Monte Carlo – Alexander Zverev hat sich beim ATP-Masters-Turnier in Monte Carlo einen hart erkämpften Sieg gegen Cristian Garin gegönnt, aber die Leistung war alles andere als überzeugend. Der Weltranglistendritte präsentierte sich in der Anfangsphase angeschlagen und musste sich gegen den Chilenen bis in den Entscheidungssatz kämpfen, bevor er schließlich mit 4:6, 6:4, 7:5 die Oberhand behielt.

Ein holpriger start auf sand

Der Sandplatzauftakt für Zverev verlief alles andere als reibungslos. 21 vermeidbare Fehler im ersten Satz zeigten eine erschreckende Unkonzentriertheit, und der Deutsche lud seinen Gegner förmlich ein, das Match zu kontrollieren. Besonders bitter: sein starkes Aufschlagspiel, eine seiner größten Waffen, versagte gerade zur ungünstigsten Zeit. Garin nutzte dies geschickt aus und stellte auf 1:0 Satzverhältnis.

„Mein Niveau war überhaupt nicht da, ehrlich gesagt“, gab Zverev selbst zu. „Es war mein erstes Sandplatzmatch seit elf Monaten, und ich hatte nicht viel Zeit, mich vorzubereiten.“ Diese Worte unterstreichen die Diskrepanz zwischen dem Potenzial des Hamburgers und seiner aktuellen Form. Doch Zverev bewies Moral und kämpfte sich zurück ins Spiel.

Die wende durch offensive und kampfgeist

Die wende durch offensive und kampfgeist

Nach einer kurzen Pause schien der Olympiasieger die Kurve zu kriegen. Er erinnerte sich an die Grundlagen seines Spiels, setzte auf offensive Spielweise und solide Grundschläge, um Garin unter Druck zu setzen. Obwohl der Chilenen sich nunmehr ebenfalls Fehler leistete, reichte es Zverev, den zweiten Satz noch zu retten.
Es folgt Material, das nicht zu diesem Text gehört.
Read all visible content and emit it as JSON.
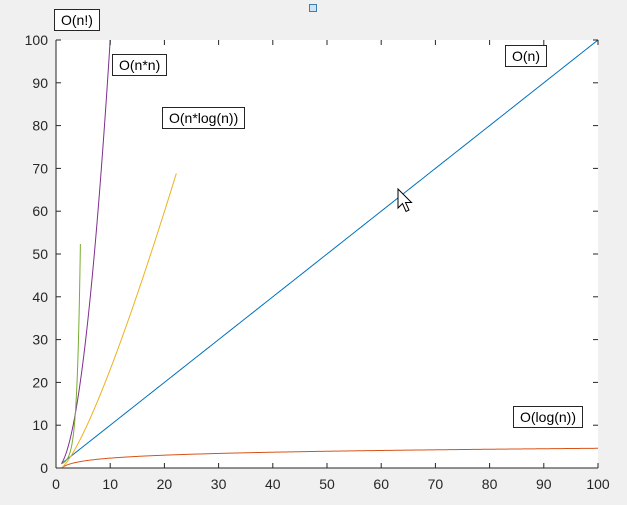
{
  "figure": {
    "background": "#f0f0f0",
    "axes_background": "#ffffff"
  },
  "chart_data": {
    "type": "line",
    "title": "",
    "xlabel": "",
    "ylabel": "",
    "xlim": [
      0,
      100
    ],
    "ylim": [
      0,
      100
    ],
    "grid": false,
    "x_ticks": [
      "0",
      "10",
      "20",
      "30",
      "40",
      "50",
      "60",
      "70",
      "80",
      "90",
      "100"
    ],
    "y_ticks": [
      "0",
      "10",
      "20",
      "30",
      "40",
      "50",
      "60",
      "70",
      "80",
      "90",
      "100"
    ],
    "series": [
      {
        "name": "O(n)",
        "color": "#0072bd",
        "function": "n",
        "x": [
          1,
          100
        ],
        "y": [
          1,
          100
        ]
      },
      {
        "name": "O(log(n))",
        "color": "#d95319",
        "function": "log(n)",
        "x": [
          1,
          2,
          5,
          10,
          20,
          50,
          100
        ],
        "y": [
          0,
          0.69,
          1.61,
          2.3,
          3.0,
          3.91,
          4.61
        ]
      },
      {
        "name": "O(n*log(n))",
        "color": "#edb120",
        "function": "n*log(n)",
        "x": [
          1,
          2,
          5,
          10,
          15,
          20,
          22.2
        ],
        "y": [
          0,
          1.39,
          8.05,
          23.0,
          40.6,
          59.9,
          68.8
        ]
      },
      {
        "name": "O(n*n)",
        "color": "#7e2f8e",
        "function": "n*n",
        "x": [
          1,
          2,
          4,
          6,
          8,
          10
        ],
        "y": [
          1,
          4,
          16,
          36,
          64,
          100
        ]
      },
      {
        "name": "O(n!)",
        "color": "#77ac30",
        "function": "n!",
        "x": [
          1,
          2,
          3,
          4,
          4.5
        ],
        "y": [
          1,
          2,
          6,
          24,
          52.3
        ]
      }
    ],
    "annotations": [
      {
        "text": "O(n!)"
      },
      {
        "text": "O(n*n)"
      },
      {
        "text": "O(n*log(n))"
      },
      {
        "text": "O(n)"
      },
      {
        "text": "O(log(n))"
      }
    ]
  }
}
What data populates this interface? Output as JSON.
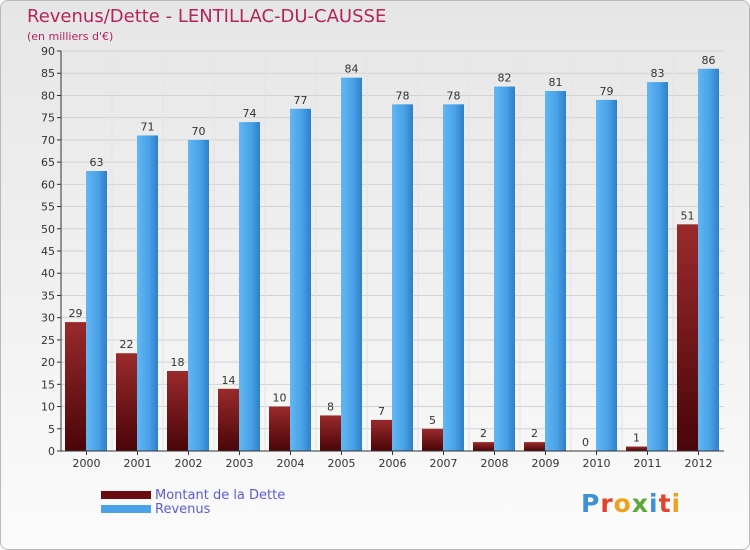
{
  "title": "Revenus/Dette - LENTILLAC-DU-CAUSSE",
  "subtitle": "(en milliers d'€)",
  "chart_data": {
    "type": "bar",
    "categories": [
      "2000",
      "2001",
      "2002",
      "2003",
      "2004",
      "2005",
      "2006",
      "2007",
      "2008",
      "2009",
      "2010",
      "2011",
      "2012"
    ],
    "series": [
      {
        "name": "Montant de la Dette",
        "values": [
          29,
          22,
          18,
          14,
          10,
          8,
          7,
          5,
          2,
          2,
          0,
          1,
          51
        ],
        "color": "#6b0d10"
      },
      {
        "name": "Revenus",
        "values": [
          63,
          71,
          70,
          74,
          77,
          84,
          78,
          78,
          82,
          81,
          79,
          83,
          86
        ],
        "color": "#4aa3e8"
      }
    ],
    "ylim": [
      0,
      90
    ],
    "yticks": [
      0,
      5,
      10,
      15,
      20,
      25,
      30,
      35,
      40,
      45,
      50,
      55,
      60,
      65,
      70,
      75,
      80,
      85,
      90
    ],
    "grid": true,
    "legend": "bottom-left"
  },
  "logo": {
    "letters": [
      {
        "ch": "P",
        "color": "#3d8fd6"
      },
      {
        "ch": "r",
        "color": "#e0452c"
      },
      {
        "ch": "o",
        "color": "#f2a11d"
      },
      {
        "ch": "x",
        "color": "#5aa83a"
      },
      {
        "ch": "i",
        "color": "#3d8fd6"
      },
      {
        "ch": "t",
        "color": "#e0452c"
      },
      {
        "ch": "i",
        "color": "#f2a11d"
      }
    ]
  }
}
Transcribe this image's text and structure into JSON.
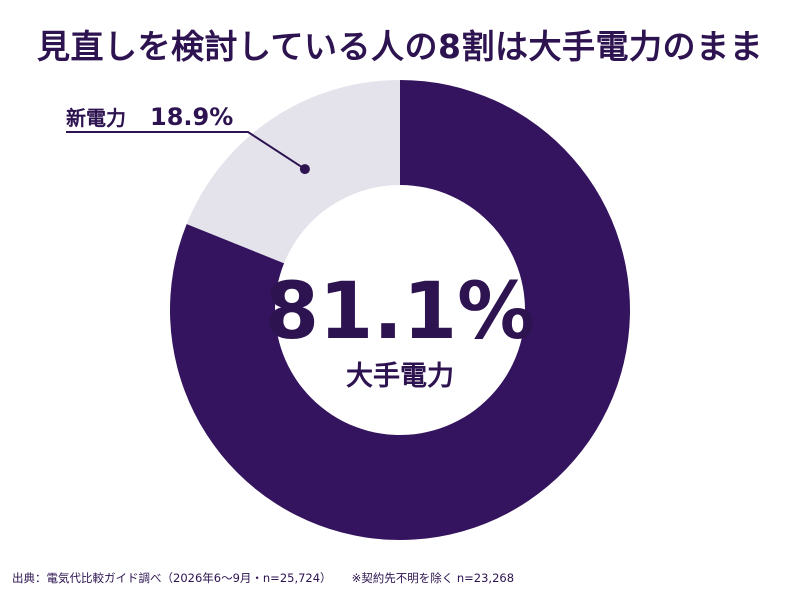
{
  "title": "見直しを検討している人の8割は大手電力のまま",
  "chart_data": {
    "type": "pie",
    "style": "donut",
    "categories": [
      "大手電力",
      "新電力"
    ],
    "values": [
      81.1,
      18.9
    ],
    "value_labels": [
      "81.1%",
      "18.9%"
    ],
    "colors": [
      "#34145e",
      "#e4e3eb"
    ]
  },
  "footer": {
    "source": "出典：電気代比較ガイド調べ（2026年6〜9月・n=25,724）",
    "note": "※契約先不明を除く n=23,268"
  }
}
Im Entscheidungssatz geriet er jedoch erneut in Rückstand, als er zwei Breaks kassierte und mit 0:4 und 2:5 hinten lag. Doch dann folgte eine bemerkenswerte Aufholjagd, gekrönt von drei gewonnenen Breaks in Folge und einem lauten Freudenschrei.

Die nächste Hürde wartet bereits: Am Donnerstag trifft Zverev auf Zizou Bergs, den Weltranglisten-47. aus Belgien. Um in Monaco weiterzukommen, muss der Hamburger eine deutliche Leistungssteigerung zeigen. Seine bisherige Bilanz in Monaco ist zudem ernüchternd: Er ist noch nie über das Halbfinale hinausgekommen. Das Turnier wird zeigen, ob sich Zverev in Form bringt und seine Ambitionen auf den French Open am Ende des Mai realistisch werden lassen kann. Seine holprige Vorstellung in Monte Carlo ist zwar verdaulich, doch die kommenden Aufgaben werden ihn vor eine echte Herausforderung stellen.